# Problems with Washability DTG



## schroble (Feb 12, 2008)

Hello,

we are in DTG Business since 2007, but in the last 3 - 5 Month we have Problems with the new Dupont Pretreatment and Washability.
We use an Texjet Mod2011 DTG Printer and Press for 3,5 Minutes 180°. For Pretreatment we use a Pretreatmaker.

Now comes the Problems after the 3 - 6 washes the white color will be broken an will be go up...

T-Shirts are Promodoro Premium or Continental Clothing c03

Does anyone hase an advice for me ?

Thank you


----------



## dazzabling (Sep 21, 2011)

Are you using DuPont ink? Because, DuPont pretreatment is formulated to work with DuPont ink. 

But, if you didn't have problems before why did you switch?


----------



## schroble (Feb 12, 2008)

dazzabling said:


> Are you using DuPont ink? Because, DuPont pretreatment is formulated to work with DuPont ink.
> 
> But, if you didn't have problems before why did you switch?


IT gives the “old“ and the “New“ one and for an automate u should use the New.... the rosting Problem should be better with the new


----------



## dazzabling (Sep 21, 2011)

Have you adjusted your settings with the "new" pretreat?
You may need to lessen the amount that goes on the shirt.
Good news for you this means you will need less. Because, usually over pretreating a shirt can cause the shirt to wash out quicker.

Also, you may need to adjust your heat press methods.

If you can scrap off the pretreat off the shirt (after its been pretreated) with your fingernail, this means overpretreat you shouldn't be able to scrap it off.


----------



## schroble (Feb 12, 2008)

Ahm we have tested ist yes on CC-Jackets an they looks grey ( was an private Job) But now we have Problems with an other job (450 pieces).
Our Dealer means now we should use the old Pretreatment.
I am wondering, before he said that the new ist mutch better....


----------



## soldier king (Nov 13, 2013)

hope you fix it


----------



## BandPrints (Feb 4, 2007)

I wasn't made aware of a pre-treat chemistry change from Dupont.

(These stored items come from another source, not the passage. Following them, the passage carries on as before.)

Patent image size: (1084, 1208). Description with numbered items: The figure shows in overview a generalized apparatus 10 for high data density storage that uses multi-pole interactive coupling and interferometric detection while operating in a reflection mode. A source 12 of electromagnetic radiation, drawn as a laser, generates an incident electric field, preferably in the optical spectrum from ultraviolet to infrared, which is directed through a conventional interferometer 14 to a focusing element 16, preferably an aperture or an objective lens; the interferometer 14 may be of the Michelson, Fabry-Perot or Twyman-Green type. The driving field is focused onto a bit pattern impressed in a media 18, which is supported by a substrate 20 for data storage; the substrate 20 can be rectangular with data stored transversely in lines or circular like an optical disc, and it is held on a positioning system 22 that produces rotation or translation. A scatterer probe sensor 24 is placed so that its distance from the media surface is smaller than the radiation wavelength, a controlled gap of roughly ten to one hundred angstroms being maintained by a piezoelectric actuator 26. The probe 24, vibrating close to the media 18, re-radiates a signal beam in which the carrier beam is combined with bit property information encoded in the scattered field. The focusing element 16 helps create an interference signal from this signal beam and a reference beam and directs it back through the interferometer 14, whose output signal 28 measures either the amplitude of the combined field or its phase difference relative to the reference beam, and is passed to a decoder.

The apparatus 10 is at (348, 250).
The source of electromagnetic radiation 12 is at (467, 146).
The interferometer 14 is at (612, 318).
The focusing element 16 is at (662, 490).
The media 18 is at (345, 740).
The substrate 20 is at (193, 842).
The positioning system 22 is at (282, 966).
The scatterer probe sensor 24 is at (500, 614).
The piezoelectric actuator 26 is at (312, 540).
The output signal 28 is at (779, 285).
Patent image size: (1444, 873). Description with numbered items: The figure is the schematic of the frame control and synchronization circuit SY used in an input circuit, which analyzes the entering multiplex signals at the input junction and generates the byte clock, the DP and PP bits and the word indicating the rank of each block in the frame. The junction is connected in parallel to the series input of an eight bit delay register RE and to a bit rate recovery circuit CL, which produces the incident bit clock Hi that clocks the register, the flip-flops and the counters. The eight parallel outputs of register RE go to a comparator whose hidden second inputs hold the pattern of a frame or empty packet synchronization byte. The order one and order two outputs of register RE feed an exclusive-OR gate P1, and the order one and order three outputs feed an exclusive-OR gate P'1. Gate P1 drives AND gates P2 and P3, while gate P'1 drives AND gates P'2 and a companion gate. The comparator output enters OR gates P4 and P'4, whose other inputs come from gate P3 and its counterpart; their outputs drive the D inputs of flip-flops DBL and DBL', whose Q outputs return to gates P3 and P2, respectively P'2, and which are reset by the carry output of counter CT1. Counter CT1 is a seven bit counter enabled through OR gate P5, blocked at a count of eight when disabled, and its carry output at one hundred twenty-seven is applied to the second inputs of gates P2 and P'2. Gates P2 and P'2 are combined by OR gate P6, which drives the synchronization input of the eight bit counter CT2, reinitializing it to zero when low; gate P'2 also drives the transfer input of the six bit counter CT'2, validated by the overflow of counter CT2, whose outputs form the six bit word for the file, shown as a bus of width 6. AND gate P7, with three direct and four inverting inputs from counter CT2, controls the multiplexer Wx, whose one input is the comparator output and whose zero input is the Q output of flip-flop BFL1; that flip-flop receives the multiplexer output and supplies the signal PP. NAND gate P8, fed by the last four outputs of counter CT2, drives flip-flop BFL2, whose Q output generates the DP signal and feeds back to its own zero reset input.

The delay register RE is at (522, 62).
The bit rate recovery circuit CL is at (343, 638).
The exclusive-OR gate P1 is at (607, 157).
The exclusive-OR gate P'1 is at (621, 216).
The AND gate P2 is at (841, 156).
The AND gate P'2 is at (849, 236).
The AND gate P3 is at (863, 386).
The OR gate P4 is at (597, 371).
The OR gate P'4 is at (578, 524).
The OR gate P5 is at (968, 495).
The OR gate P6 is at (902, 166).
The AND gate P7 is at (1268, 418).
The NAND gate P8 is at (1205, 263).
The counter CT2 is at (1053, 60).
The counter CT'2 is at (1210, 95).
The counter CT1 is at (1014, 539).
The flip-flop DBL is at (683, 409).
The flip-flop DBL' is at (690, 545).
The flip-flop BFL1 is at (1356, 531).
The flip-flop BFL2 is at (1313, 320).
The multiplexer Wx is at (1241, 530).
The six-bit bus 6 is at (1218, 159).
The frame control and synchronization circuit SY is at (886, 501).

I am hoping Anthony chimes in,


----------



## equipmentzone (Mar 26, 2008)

Take a look at the date of the post that he responded to and you'll see it's from March 2012. 

_


----------



## schroble (Feb 12, 2008)

equipmentzone said:


> Take a look at the date of the post that he responded to and you'll see it's from March 2012.
> 
> _


Hehe yes it was from 2012 now we only use Brother GT-3 Printer


----------



## ernti (Nov 14, 2012)

schroble said:


> Hehe yes it was from 2012 now we only use Brother GT-3 Printer


Hi schroble ! How was the change from the texjet to the brother?
I am too considering a gt3 after 3 horrible years with the texjet problems plus as it should have been named.


----------